British Prime Minister Theresa May had said her government has concluded that it was "highly likely" that Russia was responsible for the attack on Skripal, a former Russian spy, and his daughter in Salisbury.
As well, three applications by the Russian government for additional diplomatic staff in Canada will reportedly be denied.
Freeland said that steps taken by Canada are in in accordance with the Vienna Convention on Diplomatic Relations and on Consular Relations, .
Canada's move followed diplomatic action taken by the U.S. and several European Union (EU) nations.
The U.S. administration sent a message Monday to Russia's leaders about the "unacceptably high" number of Russian intelligence operatives in the U.S. by expelling 60 Russian diplomats, and ordering the closure of Russia's consulate in Seattle in response to the attack .
This action has prompted harsh condemnation from Russia, who have also threatened to reatalliate against Canada.
"We are taking these measures in solidarity with the United Kingdom," Freeland said in the release.
"These measures are not aimed at the Russian people, with whom Canadians have long and fruitful ties. Canada remains committed to dialogue and co-operation with Russia on issues where we face common challenges. The nerve agent attack represents a clear threat to the rules-based international order and to the rules that were established by the international community to ensure chemical weapons would never again destroy human lives."

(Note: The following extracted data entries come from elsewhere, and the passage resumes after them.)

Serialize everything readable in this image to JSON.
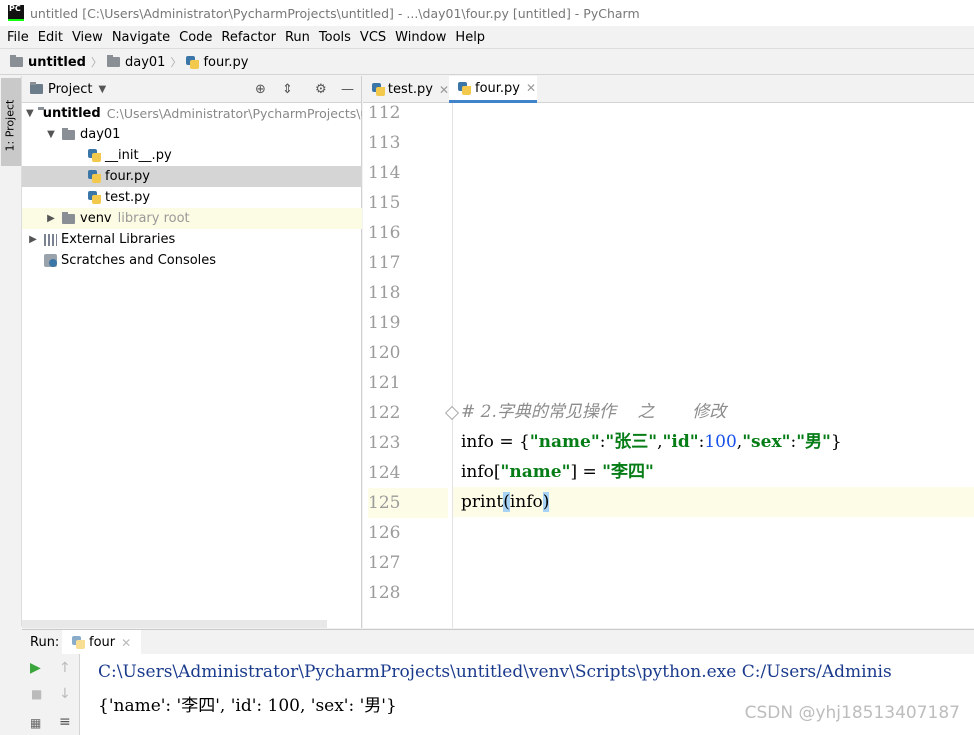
{
  "window": {
    "title": "untitled [C:\\Users\\Administrator\\PycharmProjects\\untitled] - ...\\day01\\four.py [untitled] - PyCharm",
    "app_icon_text": "PC"
  },
  "menu": [
    "File",
    "Edit",
    "View",
    "Navigate",
    "Code",
    "Refactor",
    "Run",
    "Tools",
    "VCS",
    "Window",
    "Help"
  ],
  "breadcrumb": {
    "project": "untitled",
    "folder": "day01",
    "file": "four.py"
  },
  "left_strip": {
    "project_tab": "1: Project"
  },
  "project_panel": {
    "header": "Project",
    "tree": [
      {
        "label": "untitled",
        "hint": "C:\\Users\\Administrator\\PycharmProjects\\u"
      },
      {
        "label": "day01"
      },
      {
        "label": "__init__.py"
      },
      {
        "label": "four.py"
      },
      {
        "label": "test.py"
      },
      {
        "label": "venv",
        "hint": "library root"
      },
      {
        "label": "External Libraries"
      },
      {
        "label": "Scratches and Consoles"
      }
    ]
  },
  "editor": {
    "tabs": [
      {
        "label": "test.py",
        "active": false
      },
      {
        "label": "four.py",
        "active": true
      }
    ],
    "line_numbers": [
      "112",
      "113",
      "114",
      "115",
      "116",
      "117",
      "118",
      "119",
      "120",
      "121",
      "122",
      "123",
      "124",
      "125",
      "126",
      "127",
      "128"
    ],
    "current_line": "125",
    "code": {
      "l122": "# 2.字典的常见操作    之       修改",
      "l123": {
        "p1": "info = {",
        "k1": "\"name\"",
        "c1": ":",
        "v1": "\"张三\"",
        "c2": ",",
        "k2": "\"id\"",
        "c3": ":",
        "v2": "100",
        "c4": ",",
        "k3": "\"sex\"",
        "c5": ":",
        "v3": "\"男\"",
        "p2": "}"
      },
      "l124": {
        "p1": "info[",
        "k1": "\"name\"",
        "p2": "] = ",
        "v1": "\"李四\""
      },
      "l125": {
        "p1": "print",
        "b1": "(",
        "p2": "info",
        "b2": ")"
      }
    }
  },
  "run": {
    "label": "Run:",
    "tab": "four",
    "output": [
      "C:\\Users\\Administrator\\PycharmProjects\\untitled\\venv\\Scripts\\python.exe C:/Users/Adminis",
      "{'name': '李四', 'id': 100, 'sex': '男'}"
    ]
  },
  "watermark": "CSDN @yhj18513407187",
  "colors": {
    "string": "#067d17",
    "number": "#1750eb",
    "comment": "#8c8c8c",
    "accent": "#4083c9",
    "current_line": "#fdfce6"
  }
}
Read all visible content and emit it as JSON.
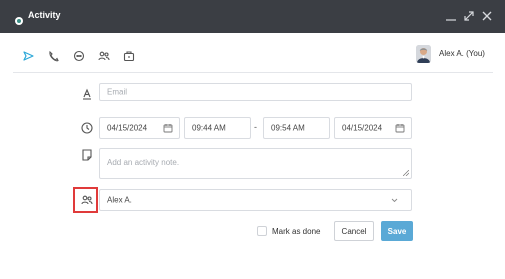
{
  "window": {
    "title": "Activity"
  },
  "colors": {
    "titlebar": "#3b3e44",
    "accent": "#2aa7d8",
    "save_button": "#5aa9d6",
    "highlight": "#e03a3a"
  },
  "tabs": [
    {
      "icon": "send-icon",
      "active": true
    },
    {
      "icon": "phone-icon",
      "active": false
    },
    {
      "icon": "chat-icon",
      "active": false
    },
    {
      "icon": "people-icon",
      "active": false
    },
    {
      "icon": "briefcase-icon",
      "active": false
    }
  ],
  "user": {
    "name": "Alex A. (You)"
  },
  "form": {
    "email": {
      "placeholder": "Email",
      "value": ""
    },
    "start_date": "04/15/2024",
    "start_time": "09:44 AM",
    "separator": "-",
    "end_time": "09:54 AM",
    "end_date": "04/15/2024",
    "note": {
      "placeholder": "Add an activity note.",
      "value": ""
    },
    "assignee": "Alex A."
  },
  "footer": {
    "mark_done_label": "Mark as done",
    "mark_done_checked": false,
    "cancel_label": "Cancel",
    "save_label": "Save"
  }
}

'For national security reasons I can't get into that,' Canada's Defence Minister Harjit Sajjan was reported to state.
The Russian embassy in Ottawa issued a statement on Twitter calling Canada's decision "highly deplorable and outrageous."
"By taking for granted the totally baseless British accusations, in stark violation of due process ahead of ongoing investigation, if any, of the Skripal case, Canada obediently follows the US/UK designed dangerous confrontational policy. This unfriendly move under false and biased pretext delivers yet another serious blow to Russian-Canadian relations and will be met with resolve and reciprocity,"
the statement read.
Piotr Dutkiewicz, a professor and Russian foreign relations expert at Carleton University, warned that Canada may be risking significant blowback in the Canada-Russia relationship, especially in matters touching on the Arctic.
Prime Minister Justin Trudeau and U.S. President Donald Trump spoke on the phone Monday about "measures taken by Canada and the United States to support our common ally against Russia in response to the egregious nerve agent attack in Salisbury," the Canadian government said in a statement.
The Russian diplomats will have 10 days to leave the country.